To tell that story, the filmmaker talks with a variety of industry observers, critics, and participants. When she introduces these “girl gamers,” it’s not as women, but as video game aficionados, with very typical origin stories about how they came to love playing (or creating, or analyzing) games. But whatever their background, they all arrive at a similar conclusion: in ways big (critical writing, atypical games) and small (just being a girl with the temerity to play video games), they find themselves the targets of harassment, threats, doxxing, and more.

What, exactly, is the cause of all this? GTFO illustrates the many answers, cleverly enough, with old-school video game graphics, organizing the story’s threads via Nintendo-style animation of a girl character attempting to navigate the dangerous world of, well, playing video games.

The rest of the filmmaking doesn’t always measure up (on a purely technical level, it’s pretty amateurish). But as a polemic/manifesto, GTFO is brutally effective — intelligent, thought-provoking, and thorough. Sun-Higginson examines the targeted marketing of video games, a perpetual cycle of games made by straight white guys in their 20s, for straight white guys in their 20s, who enjoy them so much that they then make the games, and so on and so on. She looks at the current problem with female characters (namely, it’s not that there are sexy women, but that there are only sexy women).

She tackles the perception of female gamers among their peers, and the stereotype perpetuated there. She looks at the “boys club” element, wherein entitlement and anonymity empowers men to try and exert the same power in real-life interactions that they get from their games. And that power often comes in the form, of course, of online harassment.

These are probably the film’s most visceral and effective sequences, since it’s one thing to hear about this stuff, and quite another to witness it. We see the messages, in black and white; we hear the abuse that immediately greets a female voice in the “lobby” of online games. And, most remarkably, we see footage from Cross Assault, the 2012 fighting game reality show, in which one of the “coaches,” on camera and with the prodding of commenters, sexually harassed a female contestant.

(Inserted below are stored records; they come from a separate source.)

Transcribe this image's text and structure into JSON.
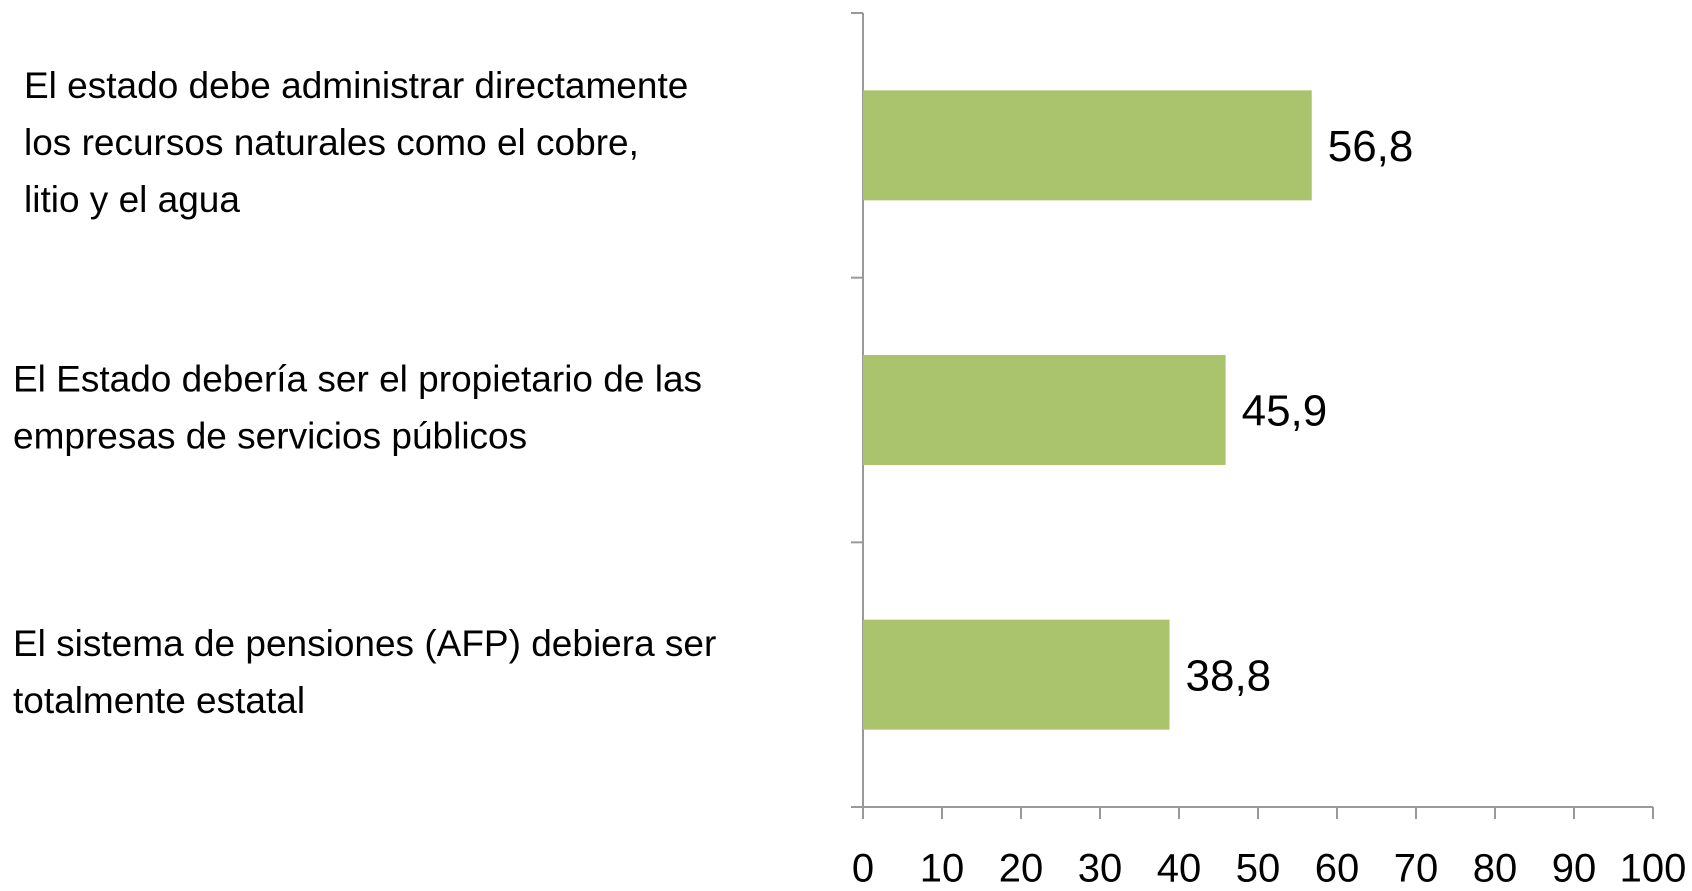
{
  "chart_data": {
    "type": "barh",
    "categories": [
      [
        "El estado debe administrar directamente",
        "los recursos naturales como el cobre,",
        "litio y el agua"
      ],
      [
        "El Estado debería ser el propietario de las",
        "empresas de servicios públicos"
      ],
      [
        "El sistema de pensiones (AFP) debiera ser",
        "totalmente estatal"
      ]
    ],
    "values": [
      56.8,
      45.9,
      38.8
    ],
    "value_labels": [
      "56,8",
      "45,9",
      "38,8"
    ],
    "color": "#a9c46c",
    "xlim": [
      0,
      100
    ],
    "xticks": [
      0,
      10,
      20,
      30,
      40,
      50,
      60,
      70,
      80,
      90,
      100
    ]
  }
}
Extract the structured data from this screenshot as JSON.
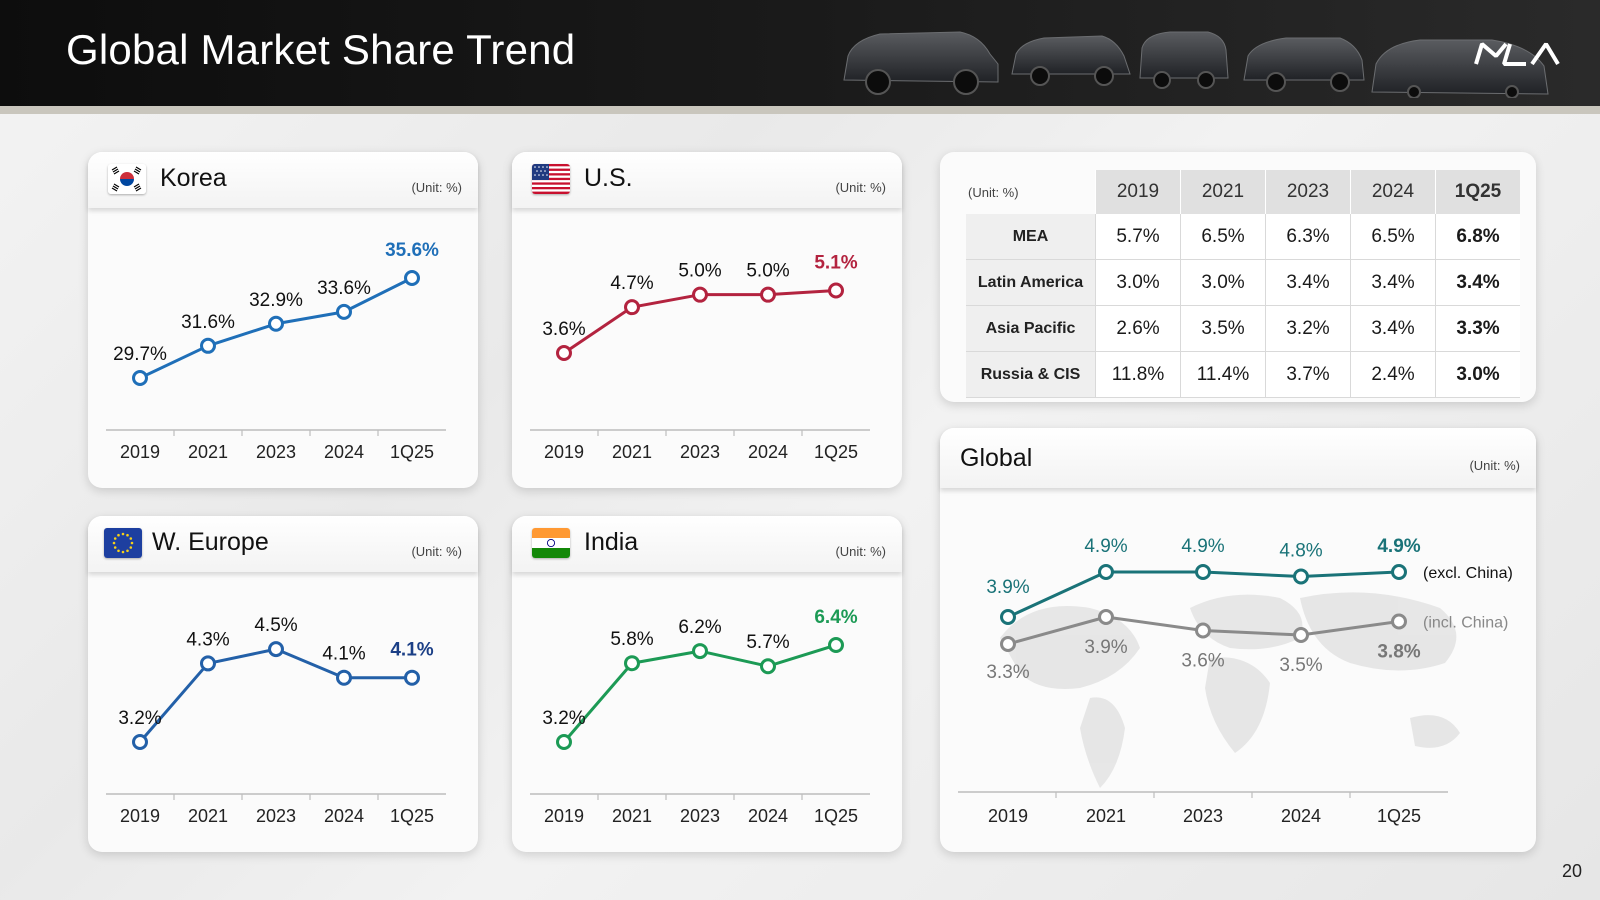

The point, which GTFO arrives at again and again, is that the abuse, doxxing, and harassment of Gamergate were by no means new to the gaming community — and gaming is not some disconnected thing totally removed from the rest of the world, but a reflection of a culture where the push for diversity and representation has resulted in a counter-push from Neanderthals and misogynists. “When a new group comes into a culture, that creates tension, it creates a shift,” Sun-Higginson explained in a post-screening Q&A Wednesday. “We sort of approached gaming as a microcosm for something that has happened throughout history, in basically every industry, and will continue to do so — and it’s not just women… This was just the most current and salient example that we could find, and it was all these things coming together.”